A moment opened in her memory, its petals lifting to reveal a poisoned heart. How she looked up and out across the banqueting table on the SS Providencia and saw Théo distancing himself from her, disowning her. And how, later, as they rode home in the carriage, he held a silence that was heavy with rebuke and then, at last, and without looking at her, said, ‘You should not have talked that way.’ Should not. Later still, close to the house, he had added something kinder, a few words that sounded like advice. It astonished her how easily he could achieve distance from almost anything. They could have been two virtual strangers who would shortly separate and make their way to different houses for the night. They had no longer seemed to be linked by any bond or understanding. If they seemed close, it was only because they were sharing the same carriage. It was no more than geographical coincidence. Like statues in a park. Like planets.
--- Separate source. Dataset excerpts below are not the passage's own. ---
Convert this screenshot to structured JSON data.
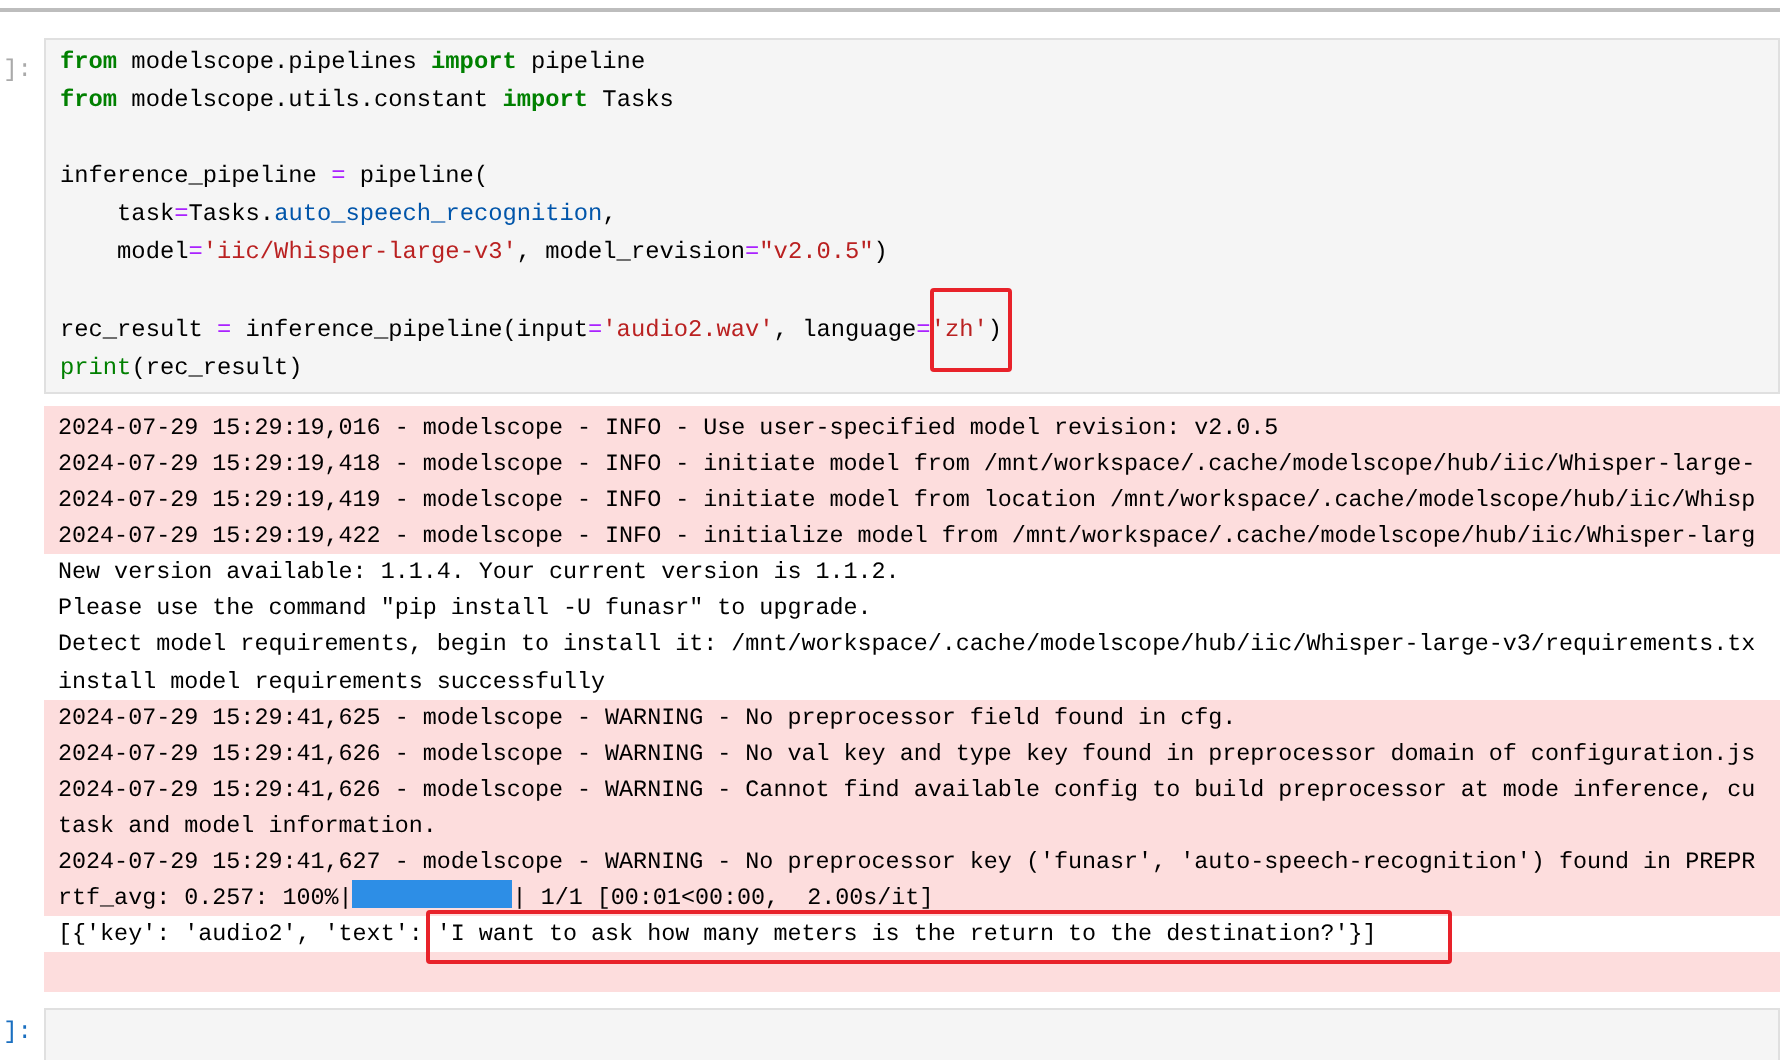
{
  "cells": [
    {
      "prompt": "]:",
      "prompt_active": false,
      "code_blocks": [
        [
          [
            {
              "t": "from",
              "kind": "kw"
            },
            {
              "t": " modelscope.pipelines ",
              "kind": "plain"
            },
            {
              "t": "import",
              "kind": "kw"
            },
            {
              "t": " pipeline",
              "kind": "plain"
            }
          ],
          [
            {
              "t": "from",
              "kind": "kw"
            },
            {
              "t": " modelscope.utils.constant ",
              "kind": "plain"
            },
            {
              "t": "import",
              "kind": "kw"
            },
            {
              "t": " Tasks",
              "kind": "plain"
            }
          ]
        ],
        [
          [
            {
              "t": "inference_pipeline ",
              "kind": "plain"
            },
            {
              "t": "=",
              "kind": "op"
            },
            {
              "t": " pipeline(",
              "kind": "plain"
            }
          ],
          [
            {
              "t": "    task",
              "kind": "plain"
            },
            {
              "t": "=",
              "kind": "op"
            },
            {
              "t": "Tasks.",
              "kind": "plain"
            },
            {
              "t": "auto_speech_recognition",
              "kind": "attr"
            },
            {
              "t": ",",
              "kind": "plain"
            }
          ],
          [
            {
              "t": "    model",
              "kind": "plain"
            },
            {
              "t": "=",
              "kind": "op"
            },
            {
              "t": "'iic/Whisper-large-v3'",
              "kind": "str"
            },
            {
              "t": ", model_revision",
              "kind": "plain"
            },
            {
              "t": "=",
              "kind": "op"
            },
            {
              "t": "\"v2.0.5\"",
              "kind": "str"
            },
            {
              "t": ")",
              "kind": "plain"
            }
          ]
        ],
        [
          [
            {
              "t": "rec_result ",
              "kind": "plain"
            },
            {
              "t": "=",
              "kind": "op"
            },
            {
              "t": " inference_pipeline(input",
              "kind": "plain"
            },
            {
              "t": "=",
              "kind": "op"
            },
            {
              "t": "'audio2.wav'",
              "kind": "str"
            },
            {
              "t": ", language",
              "kind": "plain"
            },
            {
              "t": "=",
              "kind": "op"
            },
            {
              "t": "'zh'",
              "kind": "str",
              "highlighted": true
            },
            {
              "t": ")",
              "kind": "plain"
            }
          ],
          [
            {
              "t": "print",
              "kind": "builtin"
            },
            {
              "t": "(rec_result)",
              "kind": "plain"
            }
          ]
        ]
      ],
      "outputs": [
        {
          "kind": "stderr",
          "lines": [
            [
              {
                "t": "2024-07-29 15:29:19,016 - modelscope - INFO - Use user-specified model revision: v2.0.5",
                "kind": "text"
              }
            ],
            [
              {
                "t": "2024-07-29 15:29:19,418 - modelscope - INFO - initiate model from /mnt/workspace/.cache/modelscope/hub/iic/Whisper-large-",
                "kind": "text"
              }
            ],
            [
              {
                "t": "2024-07-29 15:29:19,419 - modelscope - INFO - initiate model from location /mnt/workspace/.cache/modelscope/hub/iic/Whisp",
                "kind": "text"
              }
            ],
            [
              {
                "t": "2024-07-29 15:29:19,422 - modelscope - INFO - initialize model from /mnt/workspace/.cache/modelscope/hub/iic/Whisper-larg",
                "kind": "text"
              }
            ]
          ]
        },
        {
          "kind": "stdout",
          "lines": [
            [
              {
                "t": "New version available: 1.1.4. Your current version is 1.1.2.",
                "kind": "text"
              }
            ],
            [
              {
                "t": "Please use the command \"pip install -U funasr\" to upgrade.",
                "kind": "text"
              }
            ],
            [
              {
                "t": "Detect model requirements, begin to install it: /mnt/workspace/.cache/modelscope/hub/iic/Whisper-large-v3/requirements.tx",
                "kind": "text"
              }
            ],
            [
              {
                "t": "install model requirements successfully",
                "kind": "text"
              }
            ]
          ]
        },
        {
          "kind": "stderr",
          "lines": [
            [
              {
                "t": "2024-07-29 15:29:41,625 - modelscope - WARNING - No preprocessor field found in cfg.",
                "kind": "text"
              }
            ],
            [
              {
                "t": "2024-07-29 15:29:41,626 - modelscope - WARNING - No val key and type key found in preprocessor domain of configuration.js",
                "kind": "text"
              }
            ],
            [
              {
                "t": "2024-07-29 15:29:41,626 - modelscope - WARNING - Cannot find available config to build preprocessor at mode inference, cu",
                "kind": "text"
              }
            ],
            [
              {
                "t": "task and model information.",
                "kind": "text"
              }
            ],
            [
              {
                "t": "2024-07-29 15:29:41,627 - modelscope - WARNING - No preprocessor key ('funasr', 'auto-speech-recognition') found in PREPR",
                "kind": "text"
              }
            ],
            [
              {
                "t": "rtf_avg: 0.257: 100%|",
                "kind": "text"
              },
              {
                "kind": "bar",
                "level": 1
              },
              {
                "t": "| 1/1 [00:01<00:00,  2.00s/it]",
                "kind": "text"
              }
            ]
          ]
        },
        {
          "kind": "stdout",
          "lines": [
            [
              {
                "t": "[{'key': 'audio2', 'text': ",
                "kind": "text"
              },
              {
                "t": "'I want to ask how many meters is the return to the destination?'}]",
                "kind": "text",
                "highlighted": true
              }
            ]
          ]
        },
        {
          "kind": "stderr"
        }
      ]
    },
    {
      "prompt": "]:",
      "prompt_active": true
    }
  ]
}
The empty house; deserted rooms.

They shared a bed, and yet they hardly seemed to touch. His work. Responsibilities. The heat. It was love that was leaving, or had left. Not hers for him, she thought, but his for her. She was trying to gather it in, and it was slipping through her hands, like ice. The tighter she held on, the faster it melted. And when it was gone there would be nothing. No, less than nothing. Emptiness that once contained something always felt much emptier than emptiness that had never been otherwise.

She glanced up. The children, the boats, invisible. The spire almost gone. Tears were coming to her now. The sky, the land, the water, blurred. She wiped her eyes, and then looked round. She had not been observed.

‘Wilson?’

He looked up, his hat pushed to the back of his head.

‘I wish we didn’t have to go back,’ she said. ‘I don’t want the day to end.’

He was smiling, but he did not speak. Sometimes she would see him keep something to himself, not through want of a desire to offer it, but because it might be spoiled by words.

‘Promise me something,’ she said.

She saw that this would not be difficult for him.

‘Promise me that we can do something like this again. Not this exactly. Just something like this.’

He gave his promise easily. Not lightly, but easily. And she knew that she could rely on him.

But what should it be? She recalled a tedious conversation with Florestine Bardou. The doctor’s wife had mentioned the Misión San Ignacio which was, she claimed, one of the finest churches in Lower California. It had been established by the Jesuits in 1728 and completed, by the Dominicans, she thought, in about 1786.